Reducing Hubs for Improving Nearest Neighbor Method

Yutaro Shigeto (1461004)


Zero-shot learning is an active research topic in machine learning. The goal of zero-shot learning is to learn a classifier, which predicts unseen label of test object, from a training dataset which does not include objects related to unseen label.

To predict unseen label, zero-shot learning assumes that labels are embedded in a vector space. Under such assumption, zero-shot learning can be formulated as a least squares problem, which minimizes the distance between each object and its label in the training set. Once we obtain such a common vector representation, we just conduct nearest neighbor search in the space: i.e., fining the label closest to the test object.

Hubness phenomenon states that a small number of objects, called \emph{hubs}, in the dataset, may occur as the nearest neighbor of many objects. The presence of these hubs will diminish the utility of nearest-neighbor methods, because the lists of nearest neighbors frequently contain the same hub objects regardless of the query. Because nearest neighbor search is one of process of zero-shot learning, its result is adversely influenced by hubness phenomenon.
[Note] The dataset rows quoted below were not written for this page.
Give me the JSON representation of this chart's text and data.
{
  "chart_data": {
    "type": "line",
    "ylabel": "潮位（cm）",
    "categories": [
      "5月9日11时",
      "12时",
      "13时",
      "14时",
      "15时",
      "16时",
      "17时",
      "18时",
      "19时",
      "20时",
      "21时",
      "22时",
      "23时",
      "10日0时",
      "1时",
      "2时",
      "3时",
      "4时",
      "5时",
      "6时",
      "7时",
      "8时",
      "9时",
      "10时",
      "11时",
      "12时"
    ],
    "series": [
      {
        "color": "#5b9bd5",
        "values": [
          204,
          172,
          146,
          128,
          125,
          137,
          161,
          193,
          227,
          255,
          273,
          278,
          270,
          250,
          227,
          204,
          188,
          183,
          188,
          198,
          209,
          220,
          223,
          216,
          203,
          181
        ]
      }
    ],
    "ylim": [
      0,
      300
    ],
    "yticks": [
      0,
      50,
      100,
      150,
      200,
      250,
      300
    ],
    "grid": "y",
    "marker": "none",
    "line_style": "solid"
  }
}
In this presentation, we tackle the hubness phenomenon to improve the performance of zero-shot learning. Concretely, we first investigate the influence of hubs in a practical application of zero-shot learning, i.e., bilingual lexicon extraction. We also extend the existing hubness reduction methods to bilingual lexicon extraction. Next, we show why hubs emerge in zero-shot learning, and then present the degree of bias in the dataset. This degree suggests that to reduce hubness we have to decrease the variance of the data. Following this suggestion, we propose an approach that can decrease the variance of the data, and it, indeed, reduce the emergence of hubs. We also empirically show that the proposed approach outperforms the baseline methods. Moreover the proposed approach can apply to ordinary classification setting. Our experiments show that the approach improves the classification accuracies, and its training time is faster than the existing distance metric learning methods.